We stand and pledge ourselves body and soul
to make an enemy of the North Wind -
of all the sky-clad opponents we face,
this landscape is by far the cruellest.
We pace out the square of the watchtower.
Stars dig holes in their inked field to bury…
About the poem
This poem was published in The Dawn Treader in January 2018.
One of my favourite field trips for my MA dissertation on Ancient Britain and the Roman invasion was a visit to Newcastle to see one of my best friends, Nisha, and visit Hadrian’s Wall. As part of that trip, we visited the Roman Vindolanda and Roman Army Museum with her two children, Grace and Harry.
This poem was inspired by an interactive exhibit allowing you to make the standard pledge to join the Roman Army. Harry got involved and Grace wandered away saying she didn’t want to join the army and leave home. That same day I stood with Harry at a guard post at Vindolanda; we waved at Nisha and her daughter at the next post along and looked out on the landscape. I asked Harry what he thought it would be like to be a Roman soldier guarding VIndolanda at night. He didn’t speak about battles or attacking tribes, but imagined it would be cold and lonely. That experience – Grace even refusing to imagine leaving home for the army and Harry imagining the loneliness of standing guard at what the Romans believed was the end of the world – were the inspiration for this poem.
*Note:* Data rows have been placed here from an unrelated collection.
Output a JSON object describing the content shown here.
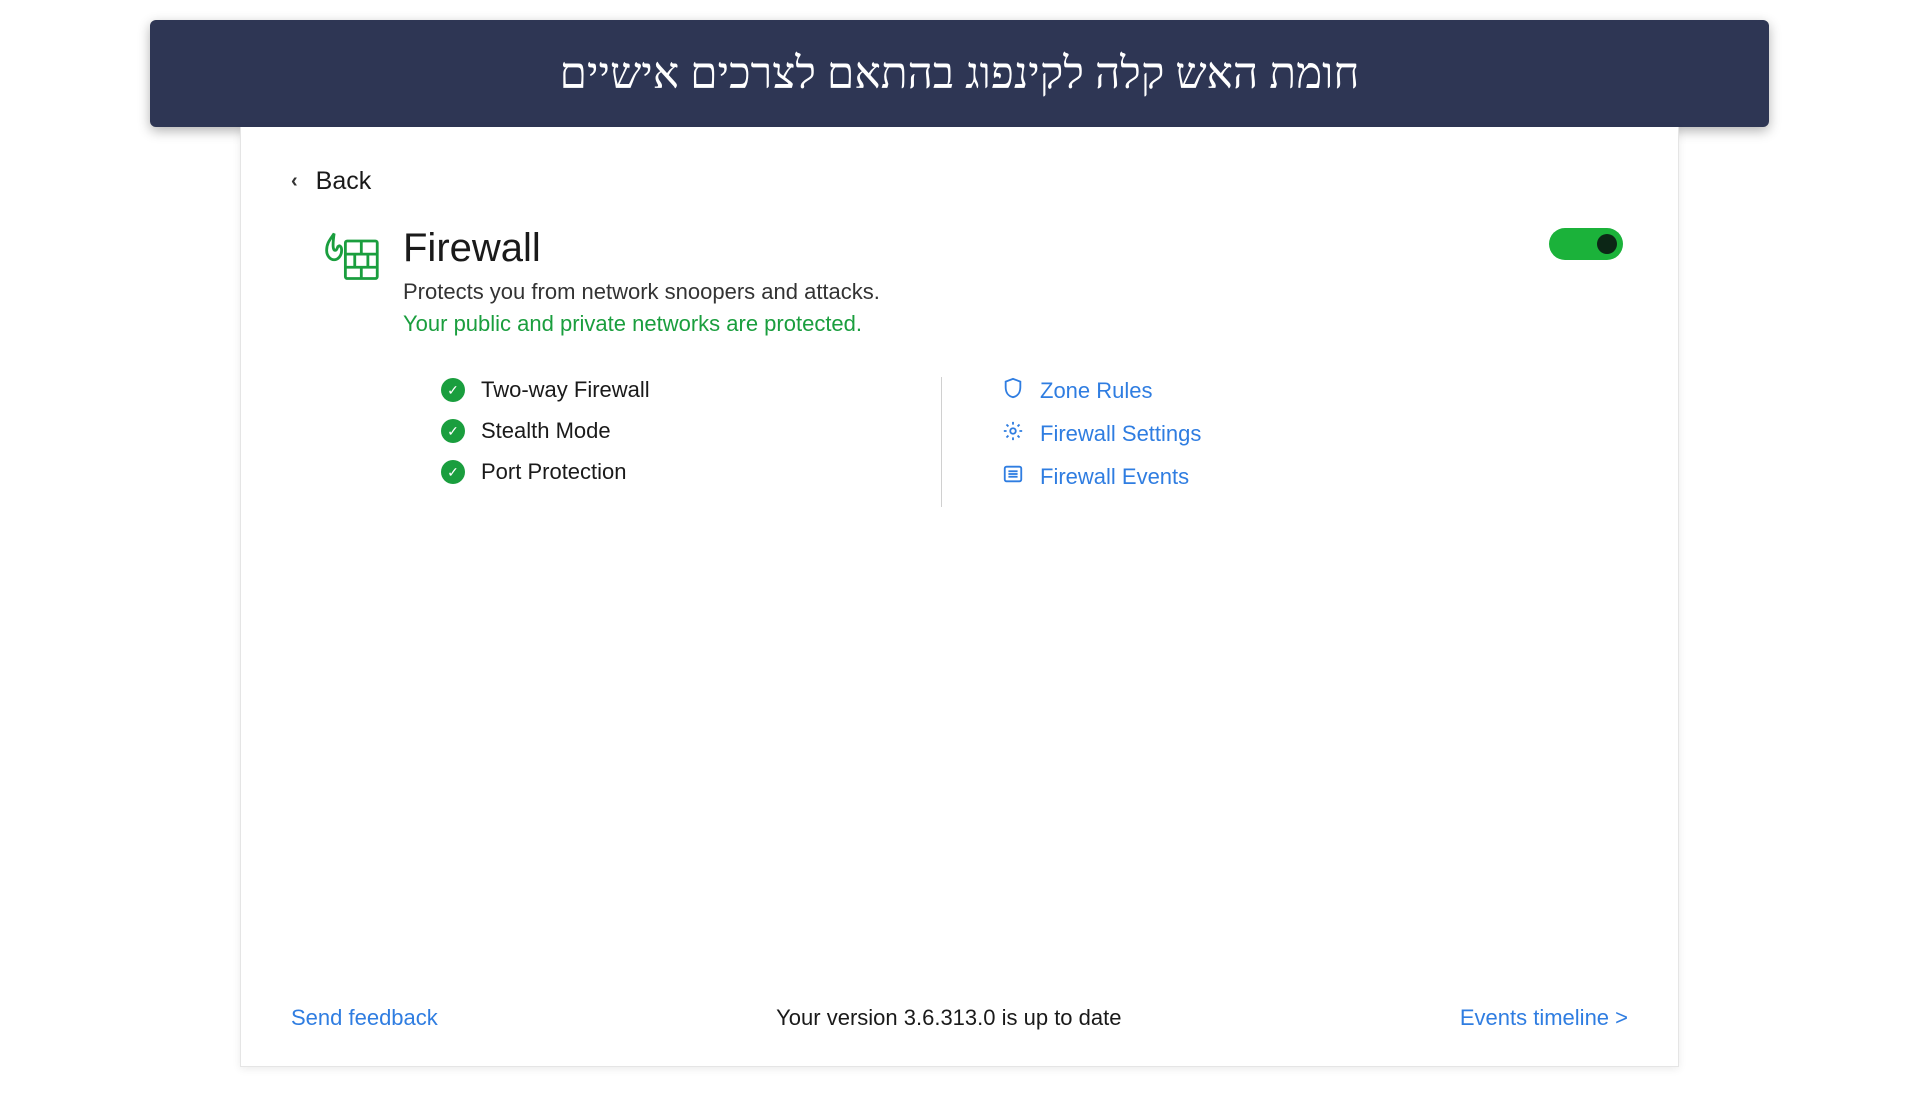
{
  "banner": {
    "text": "חומת האש קלה לקינפוג בהתאם לצרכים אישיים"
  },
  "back": {
    "label": "Back"
  },
  "header": {
    "title": "Firewall",
    "subtitle": "Protects you from network snoopers and attacks.",
    "status": "Your public and private networks are protected."
  },
  "toggle": {
    "on": true
  },
  "features": [
    {
      "label": "Two-way Firewall"
    },
    {
      "label": "Stealth Mode"
    },
    {
      "label": "Port Protection"
    }
  ],
  "links": [
    {
      "label": "Zone Rules",
      "icon": "shield"
    },
    {
      "label": "Firewall Settings",
      "icon": "gear"
    },
    {
      "label": "Firewall Events",
      "icon": "list"
    }
  ],
  "footer": {
    "feedback": "Send feedback",
    "version": "Your version 3.6.313.0 is up to date",
    "events": "Events timeline >"
  },
  "colors": {
    "green": "#1a9e3e",
    "blue": "#2f7de1",
    "bannerBg": "#2e3654"
  }
}
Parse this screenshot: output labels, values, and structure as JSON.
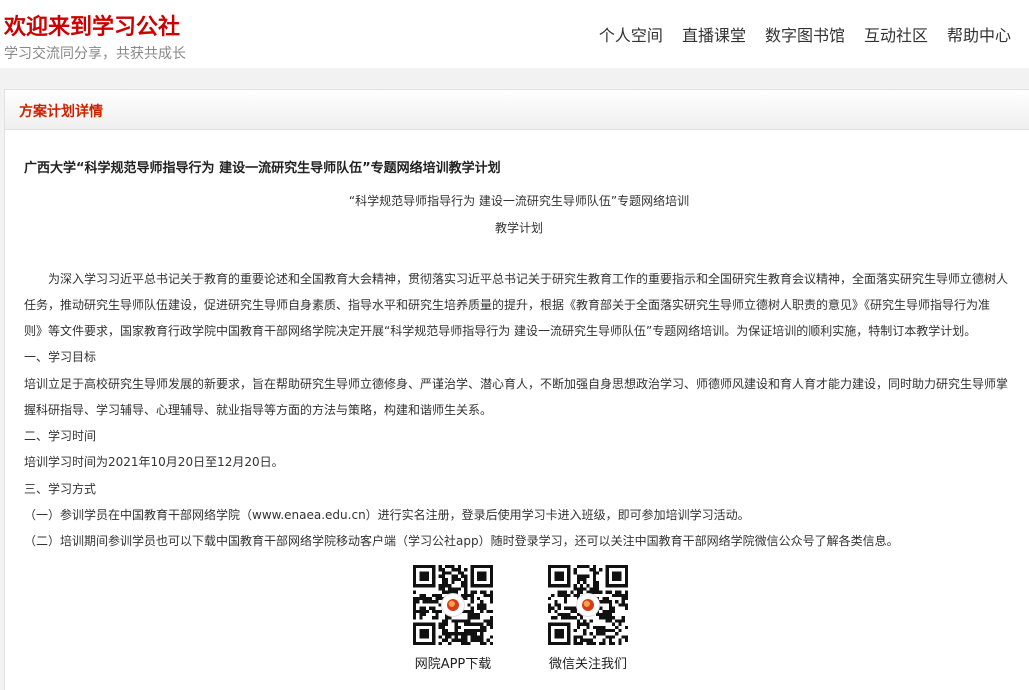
{
  "header": {
    "title": "欢迎来到学习公社",
    "slogan": "学习交流同分享，共获共成长",
    "nav": [
      "个人空间",
      "直播课堂",
      "数字图书馆",
      "互动社区",
      "帮助中心"
    ]
  },
  "panel": {
    "heading": "方案计划详情"
  },
  "doc": {
    "title": "广西大学“科学规范导师指导行为 建设一流研究生导师队伍”专题网络培训教学计划",
    "subtitle_line1": "“科学规范导师指导行为 建设一流研究生导师队伍”专题网络培训",
    "subtitle_line2": "教学计划",
    "intro_1": "为深入学习习近平总书记关于教育的重要论述和全国教育大会精神，贯彻落实习近平总书记关于研究生教育工作的重要指示和全国研究生教育会议精神，全面落实研究生导师立德树人",
    "intro_2": "任务，推动研究生导师队伍建设，促进研究生导师自身素质、指导水平和研究生培养质量的提升，根据《教育部关于全面落实研究生导师立德树人职责的意见》《研究生导师指导行为准",
    "intro_3": "则》等文件要求，国家教育行政学院中国教育干部网络学院决定开展“科学规范导师指导行为 建设一流研究生导师队伍”专题网络培训。为保证培训的顺利实施，特制订本教学计划。",
    "sec1_title": "一、学习目标",
    "sec1_text_1": "培训立足于高校研究生导师发展的新要求，旨在帮助研究生导师立德修身、严谨治学、潜心育人，不断加强自身思想政治学习、师德师风建设和育人育才能力建设，同时助力研究生导师掌",
    "sec1_text_2": "握科研指导、学习辅导、心理辅导、就业指导等方面的方法与策略，构建和谐师生关系。",
    "sec2_title": "二、学习时间",
    "sec2_text": "培训学习时间为2021年10月20日至12月20日。",
    "sec3_title": "三、学习方式",
    "sec3_item1": "（一）参训学员在中国教育干部网络学院（www.enaea.edu.cn）进行实名注册，登录后使用学习卡进入班级，即可参加培训学习活动。",
    "sec3_item2": "（二）培训期间参训学员也可以下载中国教育干部网络学院移动客户端（学习公社app）随时登录学习，还可以关注中国教育干部网络学院微信公众号了解各类信息。"
  },
  "qr": [
    {
      "caption": "网院APP下载",
      "icon": "qr-code-icon"
    },
    {
      "caption": "微信关注我们",
      "icon": "qr-code-icon"
    }
  ]
}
The poem is in a loose sonnet structure because of the small square of space each soldier would have to pace around while they were on guard duty and the inescapable commitment of being signed up to the army. The Romans’ decision to mark Hadrian’s Wall as the end of the known world made me think also of other barriers, other ways that the world can end and I imagined what it would be like to stand in those places, too, signed up to something you can’t quite understand.